Swiss Life Holding, Switzerland’s largest life insurance company, and three of its subsidiaries entered a deferred prosecution agreement (DPA) and will pay $77.4 million for conspiring with U.S. taxpayers to conceal more than $1.4 billion in offshore insurance policies, the Department of Justice announced Friday.

Swiss Life and its affiliated insurance carriers—Swiss Life Liechtenstein, Swiss Life Singapore, and Swiss Life Luxembourg—admitted to the scheme, which ran from 2005 to 2014, according to the Justice Department. The $77.4 million payment includes $16.3 million in restitution to the Internal Revenue Service (IRS); forfeiture of $35.8 million to the United States; and a penalty of approximately $25.2 million.

Additionally, under the DPA terms, the Swiss Life entities agreed to accept responsibility for their criminal conduct and must “refrain from all future criminal conduct, enhance remedial measures, and continue to cooperate fully with further investigations into hidden insurance policies and related policy investment accounts.” If the entities abide by all the terms, the government will defer prosecution for three years and then seek to dismiss the charge.

The DPA does not include any requirement for Swiss Life to retain an independent compliance monitor.

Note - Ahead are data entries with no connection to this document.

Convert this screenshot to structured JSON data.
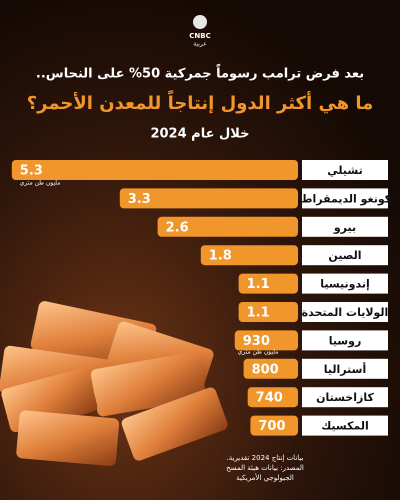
{
  "logo": {
    "name": "CNBC",
    "sub": "عربية"
  },
  "chart_data": {
    "type": "bar",
    "title": "بعد فرض ترامب رسوماً جمركية 50% على النحاس..",
    "subtitle": "ما هي أكثر الدول إنتاجاً للمعدن الأحمر؟",
    "period": "خلال عام 2024",
    "color": "#f0962a",
    "groups": [
      {
        "unit": "مليون طن متري",
        "categories": [
          "تشيلي",
          "الكونغو الديمقراطية",
          "بيرو",
          "الصين",
          "إندونيسيا",
          "الولايات المتحدة"
        ],
        "values": [
          5.3,
          3.3,
          2.6,
          1.8,
          1.1,
          1.1
        ]
      },
      {
        "unit": "مليون طن متري",
        "categories": [
          "روسيا",
          "أستراليا",
          "كازاخستان",
          "المكسيك"
        ],
        "values": [
          930,
          800,
          740,
          700
        ]
      }
    ],
    "footer": [
      "بيانات إنتاج 2024 تقديرية.",
      "المصدر: بيانات هيئة المسح",
      "الجيولوجي الأمريكية"
    ]
  }
}
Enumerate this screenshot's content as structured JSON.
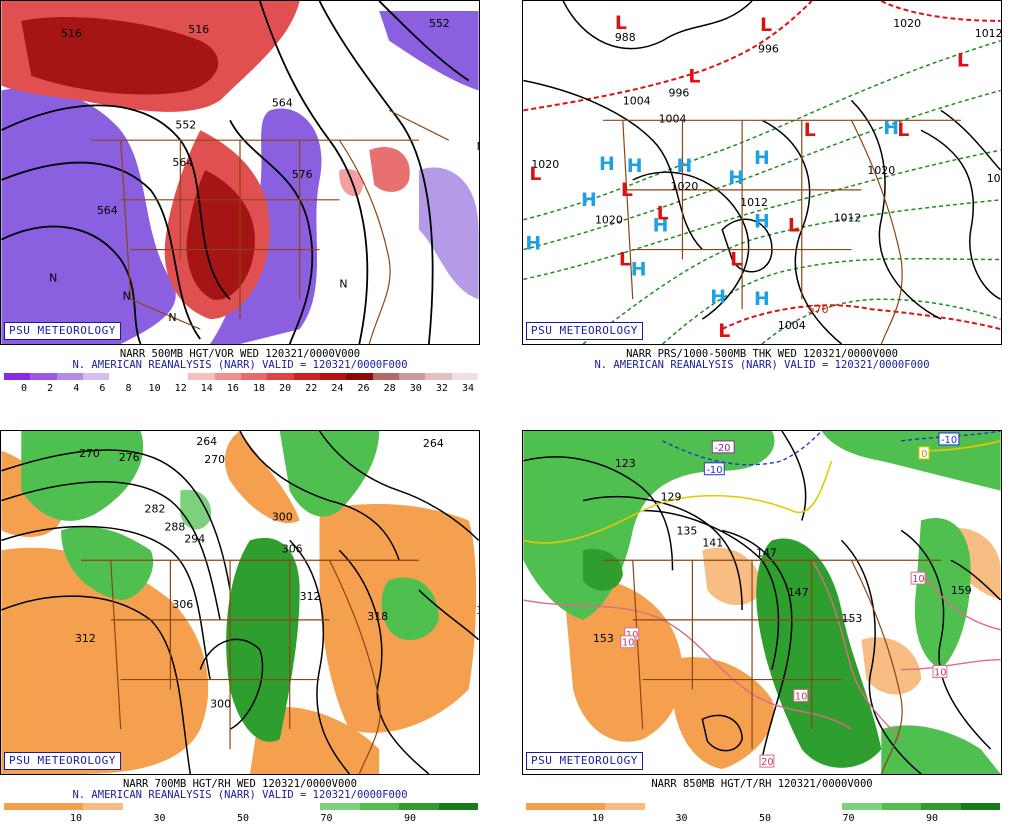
{
  "panels": [
    {
      "badge": "PSU METEOROLOGY",
      "line1": "NARR 500MB HGT/VOR WED 120321/0000V000",
      "line2": "N. AMERICAN REANALYSIS (NARR) VALID = 120321/0000F000",
      "colorbar": {
        "colors": [
          "#8a2be2",
          "#9b59e6",
          "#b48ce8",
          "#d3c0ee",
          "#ffffff",
          "#ffffff",
          "#ffffff",
          "#f7c0c0",
          "#f09090",
          "#e66a6a",
          "#dd4444",
          "#cc2222",
          "#b31212",
          "#8c0a0a",
          "#b06a6a",
          "#c99a9a",
          "#e0c0c0",
          "#f2e0e0"
        ],
        "ticks": [
          "0",
          "2",
          "4",
          "6",
          "8",
          "10",
          "12",
          "14",
          "16",
          "18",
          "20",
          "22",
          "24",
          "26",
          "28",
          "30",
          "32",
          "34"
        ]
      },
      "contour_labels": [
        "516",
        "516",
        "552",
        "552",
        "564",
        "564",
        "576",
        "564"
      ],
      "other_labels": [
        "N",
        "N",
        "N",
        "N",
        "N",
        "N",
        "N"
      ]
    },
    {
      "badge": "PSU METEOROLOGY",
      "line1": "NARR PRS/1000-500MB THK WED 120321/0000V000",
      "line2": "N. AMERICAN REANALYSIS (NARR) VALID = 120321/0000F000",
      "contour_labels": [
        "988",
        "996",
        "996",
        "1004",
        "1004",
        "1020",
        "1020",
        "1020",
        "1012",
        "1012",
        "1020",
        "1028",
        "1020",
        "1012",
        "1004",
        "570"
      ],
      "highs": [
        "H",
        "H",
        "H",
        "H",
        "H",
        "H",
        "H",
        "H",
        "H",
        "H",
        "H",
        "H",
        "H"
      ],
      "lows": [
        "L",
        "L",
        "L",
        "L",
        "L",
        "L",
        "L",
        "L",
        "L",
        "L",
        "L",
        "L",
        "L"
      ]
    },
    {
      "badge": "PSU METEOROLOGY",
      "line1": "NARR 700MB HGT/RH WED 120321/0000V000",
      "line2": "N. AMERICAN REANALYSIS (NARR) VALID = 120321/0000F000",
      "colorbar": {
        "colors": [
          "#f5a04e",
          "#f5a04e",
          "#f7bd82",
          "#ffffff",
          "#ffffff",
          "#ffffff",
          "#ffffff",
          "#ffffff",
          "#7dd17d",
          "#4fbf4f",
          "#2e9e2e",
          "#1a7a1a"
        ],
        "ticks": [
          "10",
          "30",
          "50",
          "70",
          "90"
        ]
      },
      "contour_labels": [
        "270",
        "276",
        "264",
        "270",
        "282",
        "288",
        "294",
        "300",
        "306",
        "306",
        "312",
        "318",
        "312",
        "300",
        "264",
        "318"
      ]
    },
    {
      "badge": "PSU METEOROLOGY",
      "line1": "NARR 850MB HGT/T/RH 120321/0000V000",
      "line2": "",
      "colorbar": {
        "colors": [
          "#f5a04e",
          "#f5a04e",
          "#f7bd82",
          "#ffffff",
          "#ffffff",
          "#ffffff",
          "#ffffff",
          "#ffffff",
          "#7dd17d",
          "#4fbf4f",
          "#2e9e2e",
          "#1a7a1a"
        ],
        "ticks": [
          "10",
          "30",
          "50",
          "70",
          "90"
        ]
      },
      "contour_labels": [
        "123",
        "129",
        "135",
        "141",
        "147",
        "147",
        "153",
        "159",
        "153"
      ],
      "temp_labels": [
        "-20",
        "-10",
        "-10",
        "10",
        "10",
        "10",
        "10",
        "10",
        "20",
        "0"
      ]
    }
  ]
}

The details: The offshore policies concealed by Swiss Life from the IRS included approximately 1,608 private placement life insurance (PPLI) policies and related accounts in banks around the world and the income generated in these accounts.

Beginning as early as 2008, “the PPLI carriers were aware that UBS and other Swiss banks were terminating or reevaluating their business relationships with U.S. clients in response to increasing offshore tax enforcement efforts by U.S. authorities,” the Justice Department stated. “Certain management and sales personnel within the Swiss Life PPLI Business Unit viewed these developments as a business opportunity to expand the PPLI business by onboarding U.S. clients who were fleeing UBS and other Swiss banks.”

“Members of management of the PPLI Business Unit knew about and authorized the onboarding of U.S. clients without regard to whether they were declared or undeclared,” the Justice Department added.

Swiss Life engaged in additional misconduct, including:

  • Funding or terminating U.S.-related PPLI policies through asset transfers from/to an account maintained by a third party associated with the policyholder;
  • Assisting U.S. taxpayers in establishing and maintaining PPLI policies in the name of a foreign relative with the effect of obscuring the U.S. nexus of the assets used to fund the policy or to repatriate the U.S. taxpayer’s undeclared assets through a sham death payout;
  • Allowing policyholders to designate an authorized recipient to receive policy documents and custodian investment account statements, rather than having those documents sent directly to the policyholder; and
  • Misusing corporate premium bank accounts as a transitory account to help conceal the movement of U.S. clients’ funds.

Compliance lessons: The $25.2 million penalty Swiss Life agreed to pay was discounted 50 percent for cooperation. The Justice Department said it considered Swiss Life “conducted a robust internal investigation; supplied client-related data; facilitated the acquisition by the Justice Department of information relating to custodian banks, asset managers, and other entities and individuals related to Switzerland, Liechtenstein, and Singapore; and otherwise meaningfully assisted the Department’s cross-border tax enforcement efforts.”

“In addition, Swiss Life conducted extensive outreach to current and former U.S. clients to confirm historical tax compliance, and to encourage disclosure to the IRS when policyholders’ historical tax compliance issues had not yet been resolved,” the Justice Department added. “Swiss Life further implemented remedial measures to protect against the use of its services for tax evasion in the future.”

The resolution with Swiss Life “sends an unequivocal message that offshore evasion is still a high priority of IRS Criminal Investigation,” stated James Lee, chief of IRS Criminal Investigation.

The Justice Department’s inquiry into Swiss Life began in September 2017 and concerned “legacy business” with U.S. clients, the company said in a statement.

“Swiss Life is now focused on fulfilling the requirements under the resolution and successfully concluding the DPA,” the company stated.